Organizations that aim to improve the experiences and employment chances of job seekers who face barriers to employment have, over the years, had to contend directly with potential employers and their requirements. This is particularly true for community-based job brokers that use a temporary staffing model, offering job access and immediate work to their service population.
Alternative staffing organizations (ASOs) are worker-centered, social purpose businesses that place job seekers in temporary and “temp-to-perm” assignments with customer businesses, and charge their customers a markup on the wage of the position. These fee-for-service organizations can help job seekers who face labor market barriers gain work experience and access potential employers. Created by community-based organizations and national nonprofits, ASOs are often embedded within larger organizations that provide other employment, training, and human services to their community. The parent organizations may also be operating other social enterprise ventures.

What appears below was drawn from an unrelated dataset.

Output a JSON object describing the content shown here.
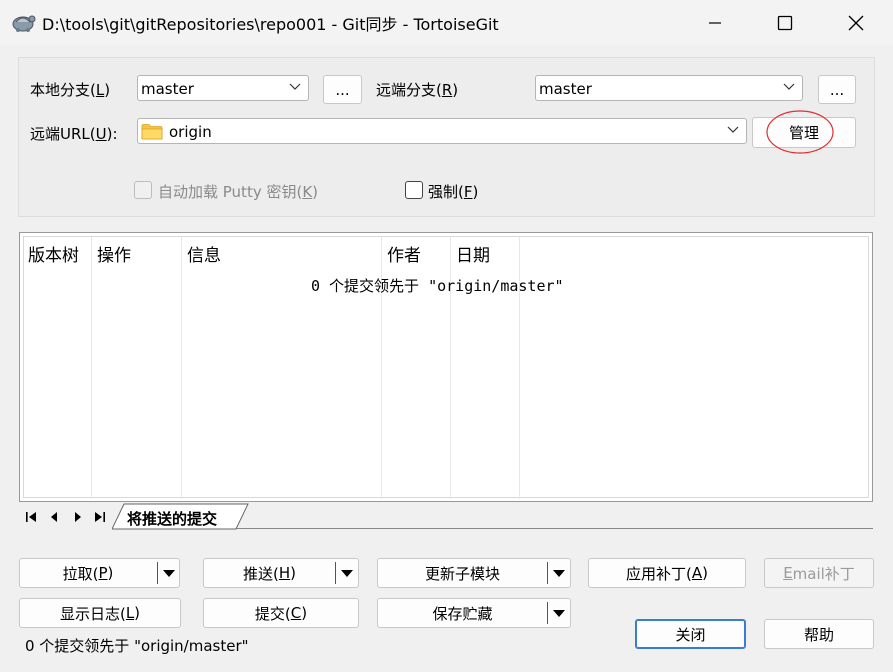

Businesses that contract ASOs for staffing services are customers that expect a service, but also represent an opportunity for employment and work experience for job seekers. Thus ASOs must operate with a dual agenda to serve both sides of the equation. In related publications, we have explored how ASOs operate as social enterprises and how the model fits within the goals of the parent organization. With detailed information from five well-established ASOs, and as part of two waves of a demonstration initiated by the Charles Stewart Mott Foundation, we have documented the employment experiences of workers placed in assignments and their employment status after leaving the ASO.
In this paper, we address engagement with businesses and their perspectives on ASO services. This is a major issue for ASOs as well as for other workforce development organizations.
Carré, Françoise; Holgate, Brandynn; Takenaka, Risa; and Levine, Helen, "Why Use the Services of Alternative Staffing Organizations: Perspectives from Customer Businesses" (2012). Center for Social Policy Publications. 69.